A dozen major American media and Internet outlets hired a Russian company called EastBanc Technologies to help with IT and web services, according to a Daily Caller News Foundation investigation. The companies include The Washington Post, Time, Newsweek, Slate, Facebook, AOL, Comcast and U.S. News & World Report.

Former U.S. intelligence officers slammed the media companies for hypocrisy in retaining a Russian firm while criticizing others who have even tangential ties to Russians. They also considered their decision to trust their web back-end to a foreign-based company naive.

“This clearly is a hypocrisy issue,” retired Col. James Waurishuk, a former deputy director for intelligence at the U.S. Central Command and a senior national security analyst with the National Security Counsel under President George H.W. Bush, told TheDCNF. “All of the media companies have reported Trump and the Russian collusion story that all things Russians are bad. So why are they doing business with a Russian company?”

Now for the sketchy part…

EastBanc is based and incorporated in Washington, D.C. On the surface, it appears to be a successful stand-alone American IT company. The company provides many traditional tech services including data analytics, cloud services and business intelligence, according to the company’s U.S. website.

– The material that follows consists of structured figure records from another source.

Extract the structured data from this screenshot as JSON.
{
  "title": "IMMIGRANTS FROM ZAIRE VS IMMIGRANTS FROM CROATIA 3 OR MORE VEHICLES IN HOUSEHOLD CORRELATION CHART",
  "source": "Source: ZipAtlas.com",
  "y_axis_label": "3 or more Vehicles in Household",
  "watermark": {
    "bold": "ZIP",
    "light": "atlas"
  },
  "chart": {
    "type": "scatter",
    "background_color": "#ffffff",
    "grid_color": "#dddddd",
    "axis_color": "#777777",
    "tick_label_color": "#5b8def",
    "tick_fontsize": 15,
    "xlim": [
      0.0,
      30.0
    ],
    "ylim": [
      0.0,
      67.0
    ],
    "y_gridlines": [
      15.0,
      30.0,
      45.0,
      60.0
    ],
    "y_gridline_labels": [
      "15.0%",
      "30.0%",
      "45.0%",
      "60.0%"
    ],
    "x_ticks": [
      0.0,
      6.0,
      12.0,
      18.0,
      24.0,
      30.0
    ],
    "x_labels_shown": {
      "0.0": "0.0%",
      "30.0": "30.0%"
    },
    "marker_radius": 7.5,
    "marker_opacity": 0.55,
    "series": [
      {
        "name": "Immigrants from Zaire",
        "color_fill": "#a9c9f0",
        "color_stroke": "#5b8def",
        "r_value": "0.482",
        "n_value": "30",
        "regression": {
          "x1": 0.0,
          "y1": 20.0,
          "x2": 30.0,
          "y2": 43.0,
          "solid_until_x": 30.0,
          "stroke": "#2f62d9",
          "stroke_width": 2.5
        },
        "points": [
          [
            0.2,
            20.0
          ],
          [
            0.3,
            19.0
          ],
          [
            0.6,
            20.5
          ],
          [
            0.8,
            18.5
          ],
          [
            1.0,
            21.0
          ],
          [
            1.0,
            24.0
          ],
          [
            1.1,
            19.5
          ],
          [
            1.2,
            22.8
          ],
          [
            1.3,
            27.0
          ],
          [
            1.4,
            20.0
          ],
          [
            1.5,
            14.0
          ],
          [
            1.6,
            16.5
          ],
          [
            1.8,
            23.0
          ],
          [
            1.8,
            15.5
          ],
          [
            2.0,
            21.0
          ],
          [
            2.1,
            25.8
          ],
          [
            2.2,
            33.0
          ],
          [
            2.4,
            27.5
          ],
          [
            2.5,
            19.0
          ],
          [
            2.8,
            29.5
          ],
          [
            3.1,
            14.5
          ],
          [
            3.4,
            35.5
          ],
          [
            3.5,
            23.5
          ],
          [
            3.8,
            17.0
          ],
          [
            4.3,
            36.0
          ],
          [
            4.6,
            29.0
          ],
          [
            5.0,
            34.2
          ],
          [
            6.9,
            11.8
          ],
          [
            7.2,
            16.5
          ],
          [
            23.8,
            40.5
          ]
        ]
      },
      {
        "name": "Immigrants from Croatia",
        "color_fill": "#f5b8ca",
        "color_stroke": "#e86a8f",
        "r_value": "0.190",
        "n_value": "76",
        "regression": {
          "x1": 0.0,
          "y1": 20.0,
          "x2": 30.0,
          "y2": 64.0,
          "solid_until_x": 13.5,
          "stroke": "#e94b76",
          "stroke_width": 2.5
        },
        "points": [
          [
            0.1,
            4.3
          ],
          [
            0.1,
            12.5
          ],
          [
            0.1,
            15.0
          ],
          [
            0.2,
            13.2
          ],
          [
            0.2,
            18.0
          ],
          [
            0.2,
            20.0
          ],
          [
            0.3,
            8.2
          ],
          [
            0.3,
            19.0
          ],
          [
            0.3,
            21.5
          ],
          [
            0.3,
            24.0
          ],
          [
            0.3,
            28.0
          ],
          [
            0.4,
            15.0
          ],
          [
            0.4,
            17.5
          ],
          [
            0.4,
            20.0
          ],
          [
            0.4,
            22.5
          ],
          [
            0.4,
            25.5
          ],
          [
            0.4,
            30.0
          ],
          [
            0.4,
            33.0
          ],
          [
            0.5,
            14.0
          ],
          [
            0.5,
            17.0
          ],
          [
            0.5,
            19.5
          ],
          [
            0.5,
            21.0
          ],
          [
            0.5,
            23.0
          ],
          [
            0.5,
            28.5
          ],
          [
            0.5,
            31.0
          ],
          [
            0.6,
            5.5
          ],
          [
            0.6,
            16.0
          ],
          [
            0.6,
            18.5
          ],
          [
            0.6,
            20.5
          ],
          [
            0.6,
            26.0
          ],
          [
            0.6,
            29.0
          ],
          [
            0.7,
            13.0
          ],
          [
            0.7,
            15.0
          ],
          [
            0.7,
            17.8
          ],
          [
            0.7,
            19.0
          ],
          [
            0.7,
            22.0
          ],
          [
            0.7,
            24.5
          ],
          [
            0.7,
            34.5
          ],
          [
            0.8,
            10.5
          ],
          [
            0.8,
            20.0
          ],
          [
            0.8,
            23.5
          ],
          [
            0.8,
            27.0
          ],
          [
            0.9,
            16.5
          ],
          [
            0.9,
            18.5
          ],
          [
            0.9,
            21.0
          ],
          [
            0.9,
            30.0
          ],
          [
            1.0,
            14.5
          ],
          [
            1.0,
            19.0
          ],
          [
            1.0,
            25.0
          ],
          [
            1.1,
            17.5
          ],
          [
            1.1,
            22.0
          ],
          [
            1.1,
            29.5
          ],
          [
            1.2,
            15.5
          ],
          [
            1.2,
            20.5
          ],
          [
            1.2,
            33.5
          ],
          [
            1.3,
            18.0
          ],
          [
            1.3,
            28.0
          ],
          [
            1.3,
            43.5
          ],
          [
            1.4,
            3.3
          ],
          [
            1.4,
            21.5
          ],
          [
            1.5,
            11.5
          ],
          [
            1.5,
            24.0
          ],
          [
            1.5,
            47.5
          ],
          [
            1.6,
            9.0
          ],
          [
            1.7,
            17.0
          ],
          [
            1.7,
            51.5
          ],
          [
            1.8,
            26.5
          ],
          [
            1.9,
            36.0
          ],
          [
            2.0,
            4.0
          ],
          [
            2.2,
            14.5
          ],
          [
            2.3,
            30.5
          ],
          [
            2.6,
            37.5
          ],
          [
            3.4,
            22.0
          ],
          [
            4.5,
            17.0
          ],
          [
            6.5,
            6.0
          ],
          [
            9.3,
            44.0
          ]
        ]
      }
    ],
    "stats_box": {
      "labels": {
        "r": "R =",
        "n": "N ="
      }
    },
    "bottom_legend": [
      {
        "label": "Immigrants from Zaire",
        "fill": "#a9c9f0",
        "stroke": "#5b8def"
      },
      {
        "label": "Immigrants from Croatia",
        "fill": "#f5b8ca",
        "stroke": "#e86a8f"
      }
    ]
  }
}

But a counterpart company, also called EastBanc, is based in Novosibirsk, Russia, a city in Siberia.

“The company’s office is located in the Academgorodok of Novosibirsk,” the company’s Russian-language website said. “There are more than 100 specialists in the staff.”

The relationship between the two firms could be found in a 2014 powerpoint presentation produced by EastBanc. It posted the Russian and U.S. officers side-by-side along with their American and Russian clients.

And why exactly is this so concerning?  Certainly not everyone in Russia is some sort of KGB agent?

The problem here lies in the IT world’s ability to gather and interpret private data from their employees.  The emails, texts, and phone calls that occur between reporters and their often high-ranking and clandestine sources are all being handled by a mysterious Russian company who has shielded their identity with U.S.-based shell corporations.  These sources could be other reporters, or they could be CIA agents, White House staffers, or politicians themselves.

Still sound innocent?  If so, you’re not paying attention.